A woman after his own heart?
Farm leaders have expressed disbelief after the chair of the company behind the Red Tractor Assurance scheme voted against measures aimed at protecting British farmers from cheap food imports post Brexit.
Baroness Lucy Neville-Rolfe was appointed as chair of Assured Food Standards (ASF), the company which owns Red Tractor Assurance, in November 2017.
She joined the House of Lords as a Conservative peer in October 2013.
In the House of Lords on Tuesday (20 October), peers voted on important amendments to insert powers in the Agriculture Bill, which aim to protect British farmers from future trade deals that risk flooding the UK market with cheap food imports.
Baroness Neville-Rolfe voted against the Lord Curry amendment 18B requiring the new Trade and Agriculture Commission to submit reports on international trade agreements and their effect on farming for parliamentary scrutiny.
She also voted against the second amendment by Labour peer Lord Grantchester, which seeks to strengthen food standards for imported food, to ensure they meet relevant UK food standards after the Brexit transition ends.
She said:
“The UK is currently negotiating trade arrangements with the EU and many other countries reflecting the end of the transitional period on the 31 December 2020. These are very difficult negotiations which are likely to have a serious effect on our prosperity for many years.
“I have experience of international negotiation – for example on the EU sheepmeat regime when I was an official in the Agriculture ministry. I know that it is highly desirable to allow UK negotiators maximum flexibility so that they can obtain the best overall deal for the country as a whole.
“In parliament there are many attempts to limit our negotiators in one way or another by trying to make this or that concept either essential or unacceptable. The risk is that if UK negotiators are limited in this way the eventual outcome will be worse, overall, for the UK than it would otherwise have been.
“In short, I am wary of all attempts to shackle our negotiators. We have to let them do their best.

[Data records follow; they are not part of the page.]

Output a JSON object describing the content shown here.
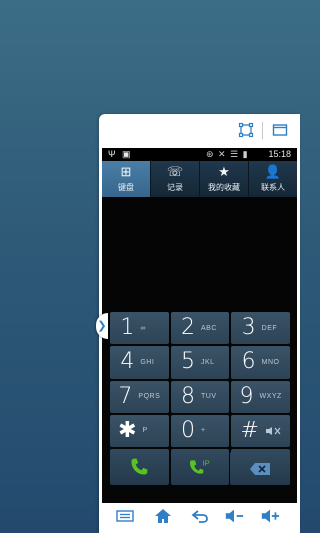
{
  "status_bar": {
    "left_icons": "Ψ ▣",
    "right_icons": "⊛ ✕ ☰ ▮",
    "time": "15:18"
  },
  "tabs": [
    {
      "label": "键盘",
      "icon": "keypad-icon",
      "glyph": "⊞",
      "active": true
    },
    {
      "label": "记录",
      "icon": "call-log-icon",
      "glyph": "☏",
      "active": false
    },
    {
      "label": "我的收藏",
      "icon": "star-icon",
      "glyph": "★",
      "active": false
    },
    {
      "label": "联系人",
      "icon": "contacts-icon",
      "glyph": "👤",
      "active": false
    }
  ],
  "keys": [
    {
      "num": "1",
      "letters": "∞"
    },
    {
      "num": "2",
      "letters": "ABC"
    },
    {
      "num": "3",
      "letters": "DEF"
    },
    {
      "num": "4",
      "letters": "GHI"
    },
    {
      "num": "5",
      "letters": "JKL"
    },
    {
      "num": "6",
      "letters": "MNO"
    },
    {
      "num": "7",
      "letters": "PQRS"
    },
    {
      "num": "8",
      "letters": "TUV"
    },
    {
      "num": "9",
      "letters": "WXYZ"
    },
    {
      "num": "✱",
      "letters": "P"
    },
    {
      "num": "0",
      "letters": "+"
    },
    {
      "num": "#",
      "letters": ""
    }
  ],
  "actions": [
    {
      "name": "call-button",
      "icon": "phone-icon"
    },
    {
      "name": "ip-call-button",
      "icon": "phone-ip-icon",
      "text": "IP"
    },
    {
      "name": "message-button",
      "icon": "envelope-icon"
    },
    {
      "name": "backspace-button",
      "icon": "backspace-icon"
    }
  ],
  "colors": {
    "accent": "#2f7fc8",
    "call_green": "#58c322",
    "message_yellow": "#e8b818"
  }
}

“None of this implies that interests, including agricultural interests, should not exert pressure on the government to seek the outcomes they want. Of course they do and sometimes the government accept them.
“But trying to impose limitations by statute on the government is in my view not the best way to do it. Those outside the negotiations, including me, simply do not have enough knowledge of the detail to judge what will work.
“My votes in parliament were based on this appreciation of the realities.”
In other words, we go into negotiations NOT ruling out accepting lower standards on imports on the basis that this will help negotiate a deal that protects our standards. Now I could understand that if we were willing to reduce standards then we could go with a red line that we wouldn't do that but then bargain that away for something else (e.g. selling Stilton to Texans) but this really needs an expert negotiator to explain. I suspect it will just be "obvious".